Thanks for the ideas , pretty soon I'll be straining my first batch , can't wait !!!


----------



## Honey Hive Farms (Nov 1, 2012)

Honey Hive Farms,
We wouldn't use those, for the money savings you do not want to put your honey and your customers in harms way.
Here is what we sell for the hobbyist and we also use these some and work nice.














Hope this helps and the pictures come through.
Tim Moore


----------



## Honey Hive Farms (Nov 1, 2012)

Honey Hive Farms,

Don't use a cheese cloth, leaves material in the honey, you cant see with the eye, but there. 
This is very bad for Fair Honey Competition, NO we did not find out hard way, we have just seen this.

Tim Moore


----------



## laketrout (Mar 5, 2013)

Thanks again for the tips , I have the pail strainers and plan on trying them first and see how things go , I'd rather not go with the paint strainer bags if the pail strainers work out. Pics were good Tim thanks .


----------



## BeeGhost (May 7, 2011)

I don't see a problem using the nylon paint strainers at all. I use them to strain the wax, but havnt used them to strain the honey, although I wouldn't hesitate to. I currently use the Mann Lake bucket strainer system, but here is a tip for those, set them in the bucket as usual, but also put a kitchen strainer on the bucket to catch the wax bits and propolis bits, this will prevent those things from clogging the actual strainers!

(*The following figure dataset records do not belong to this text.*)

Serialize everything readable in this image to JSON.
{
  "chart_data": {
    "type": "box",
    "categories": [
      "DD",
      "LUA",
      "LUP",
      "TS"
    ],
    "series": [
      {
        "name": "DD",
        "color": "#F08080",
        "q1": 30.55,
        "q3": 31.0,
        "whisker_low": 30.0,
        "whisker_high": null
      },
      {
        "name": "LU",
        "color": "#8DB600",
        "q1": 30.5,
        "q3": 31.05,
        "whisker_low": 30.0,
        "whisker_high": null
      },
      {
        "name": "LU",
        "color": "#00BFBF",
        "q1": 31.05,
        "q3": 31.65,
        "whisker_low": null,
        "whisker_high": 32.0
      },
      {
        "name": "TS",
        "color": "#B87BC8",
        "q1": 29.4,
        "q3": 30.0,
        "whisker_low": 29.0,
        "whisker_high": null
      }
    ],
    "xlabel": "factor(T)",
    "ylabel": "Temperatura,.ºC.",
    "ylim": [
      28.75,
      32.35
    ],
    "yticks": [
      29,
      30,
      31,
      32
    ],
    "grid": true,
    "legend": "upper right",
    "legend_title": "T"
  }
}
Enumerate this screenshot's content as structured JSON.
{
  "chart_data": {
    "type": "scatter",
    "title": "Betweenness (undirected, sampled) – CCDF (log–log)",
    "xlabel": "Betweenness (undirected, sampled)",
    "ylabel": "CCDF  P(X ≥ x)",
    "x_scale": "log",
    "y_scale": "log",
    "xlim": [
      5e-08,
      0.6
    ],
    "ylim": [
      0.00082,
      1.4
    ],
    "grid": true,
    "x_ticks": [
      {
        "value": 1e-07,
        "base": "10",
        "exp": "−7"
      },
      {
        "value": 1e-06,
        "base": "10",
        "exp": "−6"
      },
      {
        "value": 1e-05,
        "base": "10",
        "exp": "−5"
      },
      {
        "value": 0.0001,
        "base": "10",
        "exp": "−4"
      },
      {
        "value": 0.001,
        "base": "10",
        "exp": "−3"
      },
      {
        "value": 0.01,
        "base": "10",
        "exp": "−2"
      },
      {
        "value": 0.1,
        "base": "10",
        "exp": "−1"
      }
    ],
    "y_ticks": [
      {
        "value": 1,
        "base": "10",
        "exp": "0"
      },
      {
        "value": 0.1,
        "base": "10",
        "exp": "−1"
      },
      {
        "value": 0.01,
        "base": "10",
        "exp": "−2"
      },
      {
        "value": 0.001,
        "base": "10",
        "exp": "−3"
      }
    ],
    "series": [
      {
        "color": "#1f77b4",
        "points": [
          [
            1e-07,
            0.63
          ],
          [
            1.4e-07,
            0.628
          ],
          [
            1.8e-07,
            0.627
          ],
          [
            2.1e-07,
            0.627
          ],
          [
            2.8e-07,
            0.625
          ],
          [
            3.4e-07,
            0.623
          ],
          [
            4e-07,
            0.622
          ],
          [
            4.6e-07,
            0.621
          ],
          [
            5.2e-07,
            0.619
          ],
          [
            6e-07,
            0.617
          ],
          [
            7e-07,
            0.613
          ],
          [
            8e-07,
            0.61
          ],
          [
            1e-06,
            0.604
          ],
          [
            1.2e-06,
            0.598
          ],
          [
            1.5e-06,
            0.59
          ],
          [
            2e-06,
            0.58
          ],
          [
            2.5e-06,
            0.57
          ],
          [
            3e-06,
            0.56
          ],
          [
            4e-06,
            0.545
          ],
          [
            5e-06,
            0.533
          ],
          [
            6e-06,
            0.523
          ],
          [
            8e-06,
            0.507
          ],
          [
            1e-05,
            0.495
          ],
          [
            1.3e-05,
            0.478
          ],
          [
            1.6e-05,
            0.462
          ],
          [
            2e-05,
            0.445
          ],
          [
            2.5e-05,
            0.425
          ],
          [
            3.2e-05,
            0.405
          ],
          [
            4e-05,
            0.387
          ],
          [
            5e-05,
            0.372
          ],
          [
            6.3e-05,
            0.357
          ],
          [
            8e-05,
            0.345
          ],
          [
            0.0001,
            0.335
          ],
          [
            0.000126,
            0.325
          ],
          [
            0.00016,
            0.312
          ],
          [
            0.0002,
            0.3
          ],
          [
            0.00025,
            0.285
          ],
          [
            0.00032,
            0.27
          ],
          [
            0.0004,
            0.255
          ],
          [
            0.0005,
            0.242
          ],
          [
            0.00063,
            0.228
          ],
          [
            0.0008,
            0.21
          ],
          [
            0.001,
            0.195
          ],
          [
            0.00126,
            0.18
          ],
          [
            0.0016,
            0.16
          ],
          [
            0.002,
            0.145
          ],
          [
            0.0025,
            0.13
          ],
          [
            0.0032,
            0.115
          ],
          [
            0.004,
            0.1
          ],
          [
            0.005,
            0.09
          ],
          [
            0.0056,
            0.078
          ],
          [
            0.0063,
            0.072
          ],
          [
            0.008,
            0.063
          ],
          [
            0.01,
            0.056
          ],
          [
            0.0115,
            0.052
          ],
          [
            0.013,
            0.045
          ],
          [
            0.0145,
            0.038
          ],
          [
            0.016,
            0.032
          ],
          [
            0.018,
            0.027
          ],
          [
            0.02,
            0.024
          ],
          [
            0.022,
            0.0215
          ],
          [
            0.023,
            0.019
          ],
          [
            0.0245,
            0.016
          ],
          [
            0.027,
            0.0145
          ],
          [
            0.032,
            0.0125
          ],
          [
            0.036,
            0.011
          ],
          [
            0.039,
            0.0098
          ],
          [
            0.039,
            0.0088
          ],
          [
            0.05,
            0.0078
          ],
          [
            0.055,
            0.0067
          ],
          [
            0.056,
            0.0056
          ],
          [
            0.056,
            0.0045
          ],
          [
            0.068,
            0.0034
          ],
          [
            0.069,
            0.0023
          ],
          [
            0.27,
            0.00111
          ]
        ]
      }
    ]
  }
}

And the metal strainer is a lot easier and quicker to clean!

I think that to a point, people freak out too much on the whole food grade thing, I mean its one thing to have fish juice dribbling into a bucket of honey, but a washed nylon strainer couldn't possibly cause harm to honey, heck, people use new undyed women nylon stockings to strain honey, infact, that is in the book ABC's & XYZ's of beekeeping.


----------